Reliance Steel & Aluminum, Los Angeles, reported net sales of $9.72 billion, a 12.9 percent increase from 2016 and the second-highest total in company history. Tons sold increased 3.8 percent from last year, while the company’s average selling price was up 9.1 percent.
The company’s net income of $613.4 million was more than double the total from 2016. Excluding the impact of the recently enacted tax reform plan, the company’s net earnings were still up 33.5 percent from the previous year.
“2017 was a fantastic year for Reliance,” said President and CEO Gregg Mollins during the company’s year-end conference call with investors and analysts. “Our strong annual gross profit margin of 28.7 percent is near the high-end of our target range and produced the highest gross profit dollars in our history of $2.79 billion.”
For the quarter, Reliance’s net income totaled $301.4 million, compared with $61.7 million in the prior-year quarter. The enactment of the Tax Cuts and Jobs Act in December resulted in a provisional/one-time income tax benefit of $207.3 million in the fourth quarter of 2017.
Net sales totaled $2.38 billion, up 15.3 percent from the fourth quarter of 2016, but down 3 percent from the previous quarter. Tons sold increased 6.3 percent from fourth-quarter 2016, but declined 4.6 percent from the third quarter. The average selling price was up 8.8 percent over fourth-quarter 2016.

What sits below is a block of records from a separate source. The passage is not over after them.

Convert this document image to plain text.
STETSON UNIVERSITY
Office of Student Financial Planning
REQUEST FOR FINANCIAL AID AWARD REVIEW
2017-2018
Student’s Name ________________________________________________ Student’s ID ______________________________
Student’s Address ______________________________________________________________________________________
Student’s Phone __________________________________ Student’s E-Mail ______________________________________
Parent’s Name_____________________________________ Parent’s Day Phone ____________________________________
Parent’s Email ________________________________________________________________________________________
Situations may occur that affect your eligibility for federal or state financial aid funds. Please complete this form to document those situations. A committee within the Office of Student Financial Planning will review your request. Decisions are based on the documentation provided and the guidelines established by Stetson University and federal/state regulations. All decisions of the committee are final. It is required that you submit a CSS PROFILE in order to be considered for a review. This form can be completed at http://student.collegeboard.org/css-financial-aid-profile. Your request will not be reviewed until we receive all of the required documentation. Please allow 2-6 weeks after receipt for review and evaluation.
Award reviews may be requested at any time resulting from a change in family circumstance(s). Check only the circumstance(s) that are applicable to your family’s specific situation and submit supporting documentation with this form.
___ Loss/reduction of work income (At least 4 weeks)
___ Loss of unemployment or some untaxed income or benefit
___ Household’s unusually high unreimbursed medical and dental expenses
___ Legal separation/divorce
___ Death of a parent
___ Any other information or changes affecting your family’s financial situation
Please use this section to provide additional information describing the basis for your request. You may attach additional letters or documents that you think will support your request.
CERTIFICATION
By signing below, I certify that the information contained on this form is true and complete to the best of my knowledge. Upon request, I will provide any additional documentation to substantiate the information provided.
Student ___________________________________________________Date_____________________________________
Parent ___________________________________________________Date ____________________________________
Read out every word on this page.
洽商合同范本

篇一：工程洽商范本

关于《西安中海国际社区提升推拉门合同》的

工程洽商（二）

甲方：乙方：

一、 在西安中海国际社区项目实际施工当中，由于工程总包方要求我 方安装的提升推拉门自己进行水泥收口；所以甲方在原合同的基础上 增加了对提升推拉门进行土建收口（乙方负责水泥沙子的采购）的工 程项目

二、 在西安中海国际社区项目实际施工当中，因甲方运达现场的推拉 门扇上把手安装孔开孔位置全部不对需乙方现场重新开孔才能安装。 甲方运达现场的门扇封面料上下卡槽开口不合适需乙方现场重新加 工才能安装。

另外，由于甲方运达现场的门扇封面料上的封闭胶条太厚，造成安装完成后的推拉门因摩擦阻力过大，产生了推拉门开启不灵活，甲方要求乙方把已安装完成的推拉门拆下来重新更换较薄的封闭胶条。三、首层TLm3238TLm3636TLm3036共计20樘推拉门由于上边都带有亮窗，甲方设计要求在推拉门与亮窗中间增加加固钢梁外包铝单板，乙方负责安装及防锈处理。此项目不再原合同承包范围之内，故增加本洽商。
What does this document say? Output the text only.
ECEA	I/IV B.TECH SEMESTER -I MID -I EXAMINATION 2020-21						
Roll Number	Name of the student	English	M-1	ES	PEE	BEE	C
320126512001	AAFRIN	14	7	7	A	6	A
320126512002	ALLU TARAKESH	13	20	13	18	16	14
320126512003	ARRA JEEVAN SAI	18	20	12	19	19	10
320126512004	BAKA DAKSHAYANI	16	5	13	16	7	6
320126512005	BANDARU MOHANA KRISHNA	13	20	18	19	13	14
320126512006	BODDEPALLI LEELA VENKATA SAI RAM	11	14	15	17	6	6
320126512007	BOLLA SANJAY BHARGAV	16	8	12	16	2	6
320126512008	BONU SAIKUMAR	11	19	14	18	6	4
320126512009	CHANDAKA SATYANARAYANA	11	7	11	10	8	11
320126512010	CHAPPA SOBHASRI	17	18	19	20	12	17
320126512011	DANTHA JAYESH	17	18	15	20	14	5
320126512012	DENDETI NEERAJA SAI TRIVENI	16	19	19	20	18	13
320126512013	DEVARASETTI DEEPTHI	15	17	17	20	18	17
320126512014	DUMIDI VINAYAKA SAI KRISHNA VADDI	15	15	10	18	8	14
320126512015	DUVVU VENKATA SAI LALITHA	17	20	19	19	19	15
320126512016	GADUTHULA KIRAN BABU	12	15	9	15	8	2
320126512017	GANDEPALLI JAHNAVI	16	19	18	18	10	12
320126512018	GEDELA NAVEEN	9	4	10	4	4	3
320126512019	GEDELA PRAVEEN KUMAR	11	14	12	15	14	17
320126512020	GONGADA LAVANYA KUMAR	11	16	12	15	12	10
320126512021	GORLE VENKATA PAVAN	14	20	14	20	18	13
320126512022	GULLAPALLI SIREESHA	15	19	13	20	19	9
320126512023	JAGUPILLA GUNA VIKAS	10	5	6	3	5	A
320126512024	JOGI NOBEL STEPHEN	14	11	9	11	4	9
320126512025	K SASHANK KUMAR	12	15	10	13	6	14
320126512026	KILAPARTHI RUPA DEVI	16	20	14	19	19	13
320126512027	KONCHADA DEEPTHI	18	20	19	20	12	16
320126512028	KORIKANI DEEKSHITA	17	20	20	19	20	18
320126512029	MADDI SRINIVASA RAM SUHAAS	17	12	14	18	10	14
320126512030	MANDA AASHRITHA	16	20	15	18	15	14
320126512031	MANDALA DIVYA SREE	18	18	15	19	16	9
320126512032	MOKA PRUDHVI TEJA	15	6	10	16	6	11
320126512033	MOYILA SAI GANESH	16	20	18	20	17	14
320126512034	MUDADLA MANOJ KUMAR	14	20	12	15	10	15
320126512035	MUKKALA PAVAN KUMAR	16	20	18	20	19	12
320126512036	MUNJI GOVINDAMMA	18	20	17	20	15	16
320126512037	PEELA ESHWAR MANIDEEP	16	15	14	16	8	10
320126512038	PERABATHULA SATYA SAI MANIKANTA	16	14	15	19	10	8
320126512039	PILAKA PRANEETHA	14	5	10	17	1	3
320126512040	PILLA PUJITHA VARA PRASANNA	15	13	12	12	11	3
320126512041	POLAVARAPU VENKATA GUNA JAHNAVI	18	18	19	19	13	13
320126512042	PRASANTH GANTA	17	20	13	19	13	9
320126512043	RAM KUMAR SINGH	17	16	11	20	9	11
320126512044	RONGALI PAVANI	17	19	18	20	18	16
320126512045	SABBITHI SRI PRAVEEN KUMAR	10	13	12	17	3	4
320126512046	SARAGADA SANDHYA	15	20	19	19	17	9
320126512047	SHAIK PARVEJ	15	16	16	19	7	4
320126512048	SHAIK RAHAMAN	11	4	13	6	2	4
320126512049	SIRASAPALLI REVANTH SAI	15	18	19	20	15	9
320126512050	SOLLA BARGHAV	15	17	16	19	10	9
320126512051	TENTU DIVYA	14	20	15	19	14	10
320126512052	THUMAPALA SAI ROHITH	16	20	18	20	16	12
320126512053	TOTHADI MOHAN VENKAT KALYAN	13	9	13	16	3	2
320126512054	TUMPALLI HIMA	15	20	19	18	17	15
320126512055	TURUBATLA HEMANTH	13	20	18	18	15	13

“Although we experienced the normal seasonality we had expected in the fourth quarter, overall demand remained stronger than in 2016. Our average selling price in the fourth quarter was higher than we had anticipated, increasing 1.8 percent compared to the third quarter of 2017 and outperforming our guidance of flat to down 2 percent,” Mollins said. “The higher selling prices resulted from continued mill price increases in the fourth quarter that have continued into 2018 and contributed to our stronger than anticipated earnings.
“Looking ahead, while uncertainty still exists in the market, overall customer sentiment and demand have been substantially improving, and we anticipate that an ongoing reduction in imports will continue to support higher metal pricing. We believe these factors, as well as the potential for meaningful infrastructure spending, would increase metal demand and pricing, which we expect will enhance our profitability and strong cash flows,” Mollins said.